Support a 'wildcard' type (probably written "_" to match the pattern-matching syntax) that matchs any inferred type (an anonymous type variable), without requiring any actual degree of polymorphism the way a real type variable does. I.e. Unlike a normal type variable, no attempt would be made to generalize underscore to a universally quantified variable. It stands for a specific but unspecified type.
This allows 'partial' annotations, making it easier to provide the type system with extra information, but without having to supply potentially complicated parameters that it can infer itself.
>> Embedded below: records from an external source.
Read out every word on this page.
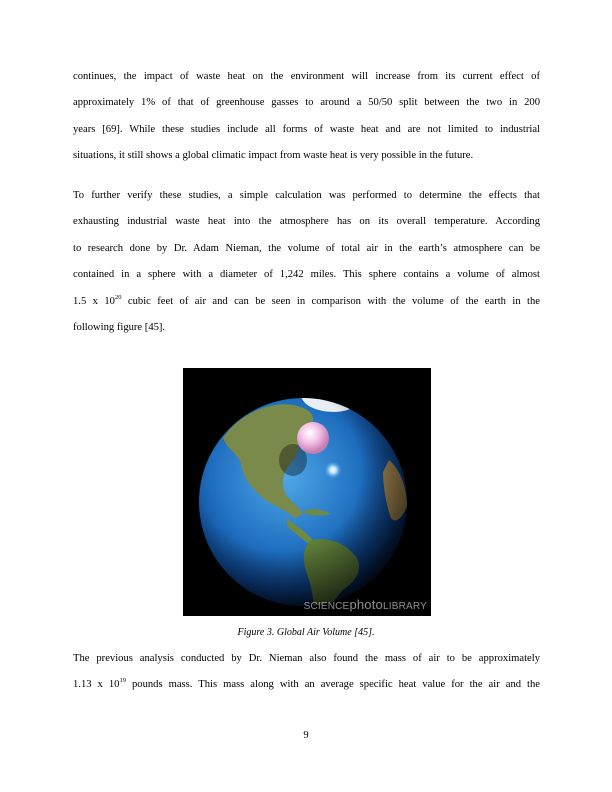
continues, the impact of waste heat on the environment will increase from its current effect of
approximately 1% of that of greenhouse gasses to around a 50/50 split between the two in 200
years [69]. While these studies include all forms of waste heat and are not limited to industrial
situations, it still shows a global climatic impact from waste heat is very possible in the future.
To further verify these studies, a simple calculation was performed to determine the effects that
exhausting industrial waste heat into the atmosphere has on its overall temperature. According
to research done by Dr. Adam Nieman, the volume of total air in the earth’s atmosphere can be
contained in a sphere with a diameter of 1,242 miles. This sphere contains a volume of almost
1.5 x $10^{20}$ cubic feet of air and can be seen in comparison with the volume of the earth in the
following figure [45].
SCIENCEphotoLIBRARY
Figure 3. Global Air Volume [45].
The previous analysis conducted by Dr. Nieman also found the mass of air to be approximately
1.13 x $10^{19}$ pounds mass. This mass along with an average specific heat value for the air and the
9
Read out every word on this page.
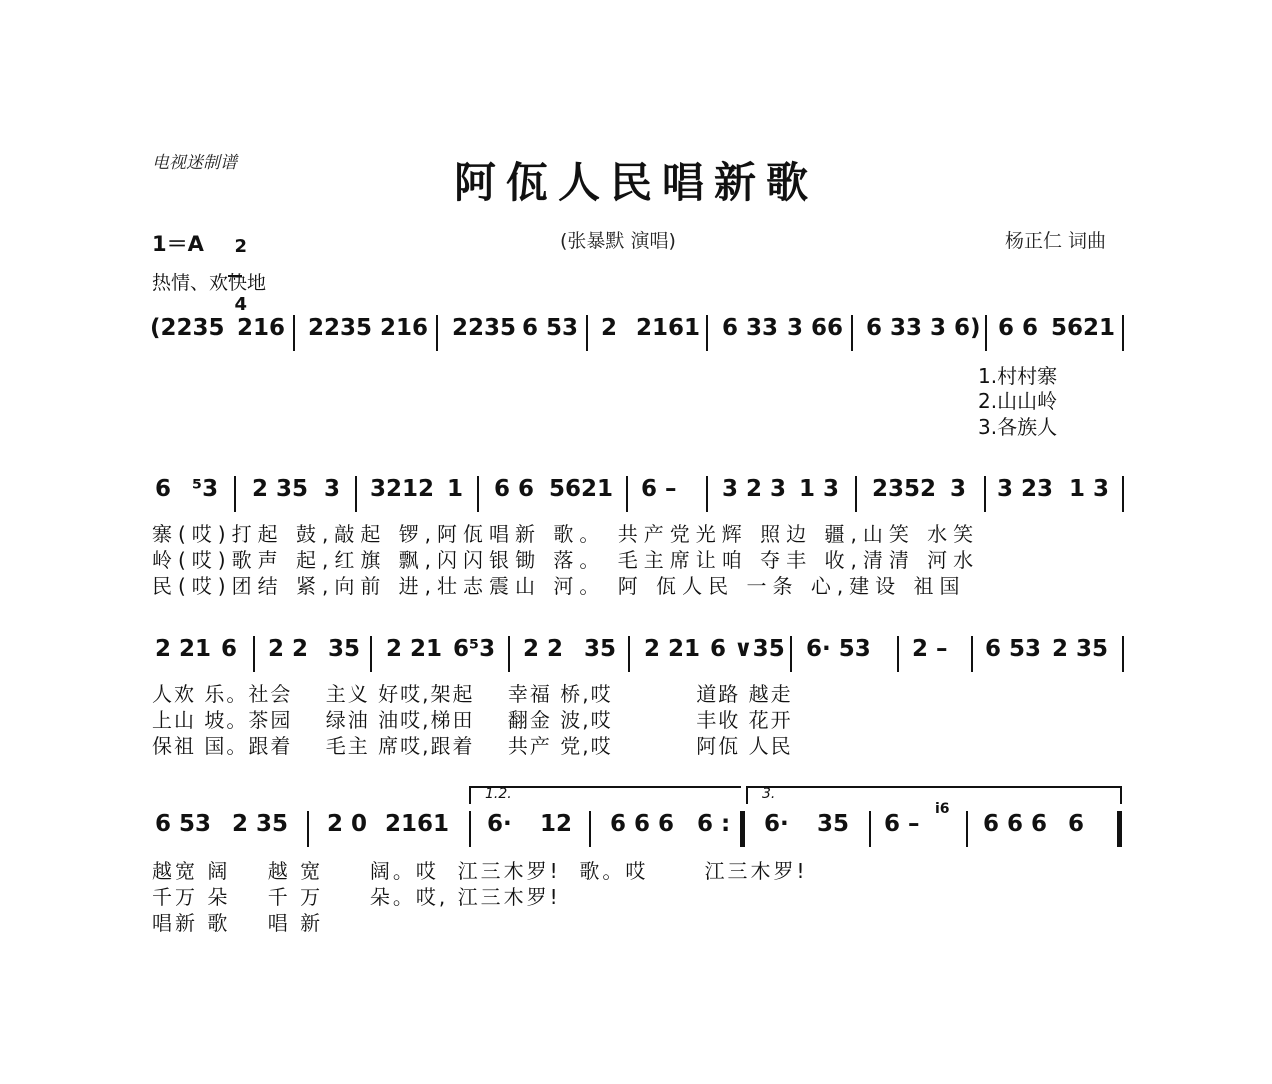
电视迷制谱	阿佤人民唱新歌
(张暴默 演唱)	杨正仁 词曲
1＝A	2

4

热情、欢快地
(2235 216 2235 216 2235 6 53 2 2161 6 33 3 66 6 33 3 6) 6 6 5621
1.村村寨
2.山山岭
3.各族人
6 ⁵3 2 35 3 3212 1 6 6 5621 6 – 3 2 3 1 3 2352 3 3 23 1 3
寨(哎)打起 鼓,敲起 锣,阿佤唱新 歌。 共产党光辉 照边 疆,山笑 水笑
岭(哎)歌声 起,红旗 飘,闪闪银锄 落。 毛主席让咱 夺丰 收,清清 河水
民(哎)团结 紧,向前 进,壮志震山 河。 阿 佤人民 一条 心,建设 祖国
2 21 6 2 2 35 2 21 6⁵3 2 2 35 2 21 6 ∨35 6· 53 2 – 6 53 2 35
人欢 乐。社会    主义 好哎,架起    幸福 桥,哎          道路 越走
上山 坡。茶园    绿油 油哎,梯田    翻金 波,哎          丰收 花开
保祖 国。跟着    毛主 席哎,跟着    共产 党,哎          阿佤 人民
1.2.	3.
6 53 2 35 2 0 2161 6· 12 6 6 6 6 : 6· 35 6 –
i6
6 6 6 6
越宽 阔    越 宽     阔。哎  江三木罗!  歌。哎      江三木罗!
千万 朵    千 万     朵。哎, 江三木罗!
唱新 歌    唱 新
Possibly the same thing can also be used in a type context to indicate zero or more predicates other than those specified.
Reasons for doing this include that parts of a signature can be obvious and bulky, and the consequent clutter can obscure the important or interesting part of the signature.
- does _ only work for types, or also for class contexts?
- how would the exact syntax be?
- if you have multiple underscores, they're all different, I guess; but wouldn't you want also to be able to say that a type is "_a -> _a" for some "_a"?
- are there any interactions with typechecking of rank-n types or GADTs?
- The disadvantage of the current Haskell solution is that it is so much "all or nothing". You cannot have the benefits of inference without losing the benefits of documentation. For complex class contexts (and even more for implicit parameters), it would be extremely helpful to have the possiblity to omit parts of a type signature, and even in normal situations it can be helpful.